Les féministes, qui œuvrent depuis des années contre les violences faites aux femmes, ont eu la désagréable surprise de voir surgir parmi les soutiens de leur cause des hommes qui, auparavant, ne s’étaient jamais préoccupés de la sécurité de leurs concitoyennes.
Parmi eux, le mouvement allemand d’extrême droite Pegida, connu pour son islamophobie et son rejet viscéral de l’immigration, qui, pourtant, s’est toujours insurgé contre les positions défendues par les féministes.
En France aussi, la plupart des récents convertis à l’antisexisme n’ont jamais eu le moindre mot pour dénoncer les violences sexistes qui surviennent quotidiennement, dans l’indifférence générale.

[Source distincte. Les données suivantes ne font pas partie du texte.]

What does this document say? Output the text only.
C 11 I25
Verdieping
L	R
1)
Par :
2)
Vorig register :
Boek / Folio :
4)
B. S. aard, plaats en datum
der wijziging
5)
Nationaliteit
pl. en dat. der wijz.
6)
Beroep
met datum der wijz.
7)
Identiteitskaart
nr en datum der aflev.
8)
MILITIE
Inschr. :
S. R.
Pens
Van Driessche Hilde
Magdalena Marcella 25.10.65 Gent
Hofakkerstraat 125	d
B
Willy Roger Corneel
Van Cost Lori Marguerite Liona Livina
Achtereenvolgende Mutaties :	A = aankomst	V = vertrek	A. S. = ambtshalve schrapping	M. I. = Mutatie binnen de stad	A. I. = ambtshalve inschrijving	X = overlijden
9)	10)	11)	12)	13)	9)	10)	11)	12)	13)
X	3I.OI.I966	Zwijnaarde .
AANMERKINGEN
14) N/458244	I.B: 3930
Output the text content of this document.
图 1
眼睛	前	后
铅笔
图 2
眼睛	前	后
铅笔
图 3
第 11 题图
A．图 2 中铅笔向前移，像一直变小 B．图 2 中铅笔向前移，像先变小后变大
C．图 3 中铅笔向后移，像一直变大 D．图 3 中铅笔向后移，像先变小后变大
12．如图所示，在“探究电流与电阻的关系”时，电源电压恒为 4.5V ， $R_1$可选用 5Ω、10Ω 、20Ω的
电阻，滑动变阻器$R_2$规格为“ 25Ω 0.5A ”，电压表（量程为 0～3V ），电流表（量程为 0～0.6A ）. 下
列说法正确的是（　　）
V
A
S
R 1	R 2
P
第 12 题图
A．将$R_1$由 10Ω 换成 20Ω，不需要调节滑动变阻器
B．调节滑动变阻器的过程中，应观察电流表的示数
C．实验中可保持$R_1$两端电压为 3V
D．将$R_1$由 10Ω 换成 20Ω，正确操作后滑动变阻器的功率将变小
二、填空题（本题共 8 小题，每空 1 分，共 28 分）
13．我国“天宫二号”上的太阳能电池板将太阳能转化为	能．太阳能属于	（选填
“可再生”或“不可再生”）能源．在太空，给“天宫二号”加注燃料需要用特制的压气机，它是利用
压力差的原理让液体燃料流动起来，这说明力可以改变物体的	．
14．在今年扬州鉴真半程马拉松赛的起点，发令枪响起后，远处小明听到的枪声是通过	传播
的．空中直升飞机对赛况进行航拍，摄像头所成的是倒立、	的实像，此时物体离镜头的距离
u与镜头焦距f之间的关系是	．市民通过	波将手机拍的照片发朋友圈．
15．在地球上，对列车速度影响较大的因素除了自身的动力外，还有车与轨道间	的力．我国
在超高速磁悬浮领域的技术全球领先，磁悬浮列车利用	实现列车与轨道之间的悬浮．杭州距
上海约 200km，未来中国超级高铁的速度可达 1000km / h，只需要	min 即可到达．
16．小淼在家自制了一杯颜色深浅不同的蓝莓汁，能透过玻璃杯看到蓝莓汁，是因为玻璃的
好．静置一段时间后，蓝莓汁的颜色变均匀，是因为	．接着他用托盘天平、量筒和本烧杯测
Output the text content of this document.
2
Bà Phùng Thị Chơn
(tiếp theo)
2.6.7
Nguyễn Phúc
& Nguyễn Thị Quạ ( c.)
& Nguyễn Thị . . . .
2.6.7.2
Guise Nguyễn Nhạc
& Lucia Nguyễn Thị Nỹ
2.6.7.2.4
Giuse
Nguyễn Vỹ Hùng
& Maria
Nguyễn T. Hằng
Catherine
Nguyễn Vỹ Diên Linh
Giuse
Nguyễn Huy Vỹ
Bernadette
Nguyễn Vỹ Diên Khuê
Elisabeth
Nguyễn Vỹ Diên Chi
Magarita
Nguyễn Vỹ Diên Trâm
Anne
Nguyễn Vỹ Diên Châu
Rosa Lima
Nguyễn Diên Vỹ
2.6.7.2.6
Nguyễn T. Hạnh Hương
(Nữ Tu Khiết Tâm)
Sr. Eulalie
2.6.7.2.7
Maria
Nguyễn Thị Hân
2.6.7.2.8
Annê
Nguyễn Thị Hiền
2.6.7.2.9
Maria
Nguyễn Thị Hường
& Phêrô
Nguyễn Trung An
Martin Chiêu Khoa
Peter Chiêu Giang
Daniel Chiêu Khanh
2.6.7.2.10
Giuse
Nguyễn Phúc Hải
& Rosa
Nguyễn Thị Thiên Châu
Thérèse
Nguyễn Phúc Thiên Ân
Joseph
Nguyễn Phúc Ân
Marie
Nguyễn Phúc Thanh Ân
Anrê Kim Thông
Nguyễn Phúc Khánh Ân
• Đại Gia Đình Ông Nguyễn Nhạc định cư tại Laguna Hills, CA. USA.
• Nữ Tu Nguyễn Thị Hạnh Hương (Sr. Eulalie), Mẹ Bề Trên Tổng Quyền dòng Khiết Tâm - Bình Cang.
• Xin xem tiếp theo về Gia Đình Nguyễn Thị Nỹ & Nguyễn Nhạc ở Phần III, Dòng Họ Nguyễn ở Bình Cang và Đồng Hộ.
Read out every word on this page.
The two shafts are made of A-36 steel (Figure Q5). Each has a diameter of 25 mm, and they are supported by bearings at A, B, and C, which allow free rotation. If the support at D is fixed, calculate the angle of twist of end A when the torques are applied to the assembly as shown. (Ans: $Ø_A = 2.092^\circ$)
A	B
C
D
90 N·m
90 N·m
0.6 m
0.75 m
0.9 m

A-t-on entendu toutes ces voix tonitruantes lorsque François Hollande a décidé de rétrograder le ministère des Droits des femmes vers un vague secrétariat d’Etat avant de finalement le réduire à un portefeuille confinant les droits des femmes à des activités domestiques ?
Nous vivons dans un pays, où, chaque année, 84 000 femmes sont victimes de viols ou de tentatives de viol. Un viol toutes les six minutes. Entend-on ces féministes de circonstances s’insurger contre cette triste et banale réalité ?
Lorsque Dominique Strauss-Kahn a été accusé de viol par une femme de chambre, ses nombreux amis ont usé de leur surface médiatique pour prendre sa défense et qualifier les allégations de Nafissatou Diallo d’«hallucinations» (Jean-Marie Le Guen).
Des solidarités similaires s’étaient révélées au cours de l’affaire Polanski. On peut citer l’ancien ministre Frédéric Mitterrand, qui avait excusé l’attitude du réalisateur par son statut artistique, ou le philosophe et désormais académicien Alain Finkielkraut, qui n’avait rien trouvé de mieux que d’expliquer que la fille violée par le cinéaste paraissait bien plus âgée que ses 13 ans !
La question des violences faites aux femmes ne semble faire l’objet d’intérêt que lorsqu’elle est attribuée à des hommes «altérisés» parce que musulmans ou d’origine étrangère.
En réalité, les victimes des atrocités de Cologne, qui auraient dû être au centre du débat, occupent bien peu les esprits. L’attention démesurée portée aux agresseurs dans cette affaire est une violence supplémentaire à l’égard de celles qui ont subi leurs sordides assauts. Au lieu d’orienter nos regards vers les victimes, au lieu de s’assurer qu’elles aient eu accès à un espace d’écoute crucial pour leur avenir psychologique, l’espace médiatique s’est réduit à la seule description des hommes accusés de viol. Comme si ces dizaines de femmes meurtries n’étaient que les instruments désincarnés d’une propagande dont le but réel avait, en réalité, bien peu à voir avec leurs droits de femmes.
Qui parmi les nouveaux adeptes du féminisme s’est préoccupé du sort de ces femmes et de leur prise en charge médicale et psychologique ? Pour les féministes, dont je fais partie, tout débat sur le sexisme doit donner la priorité aux victimes.
Ce qui s’est produit à Cologne pose la question plus générale de la mise en œuvre de politiques antisexistes, appréhendant la question de manière systémique à travers la prévention, la prise en charge et au sérieux des victimes et la poursuite des auteurs de tels crimes.
Comment peut-on décemment affirmer que l’égalité femmes- hommes est une valeur structurante de notre société quand on sait que, chaque année, en France, 216 000 femmes sont victimes de violences physiques et/ou sexuelles de la part de leur partenaire ?
Nous devons interroger les sources multiples de la violence sexuelle et les circonstances de sa perpétuation dans toutes les cultures.
La lutte contre le sexisme ne peut qu’aller de pair avec le combat antiraciste. Mener l’un au détriment de l’autre est inconcevable. La violence contre les femmes n’est pas l’apanage d’un groupe. Pointer du doigt certaines minorités culturelles est une manipulation visant à détourner l’attention d’un sexisme malheureusement trop ordinaire. Il est temps d’ouvrir les yeux sur la cruelle banalité des agressions dont sont victimes des centaines de milliers de femmes chaque année.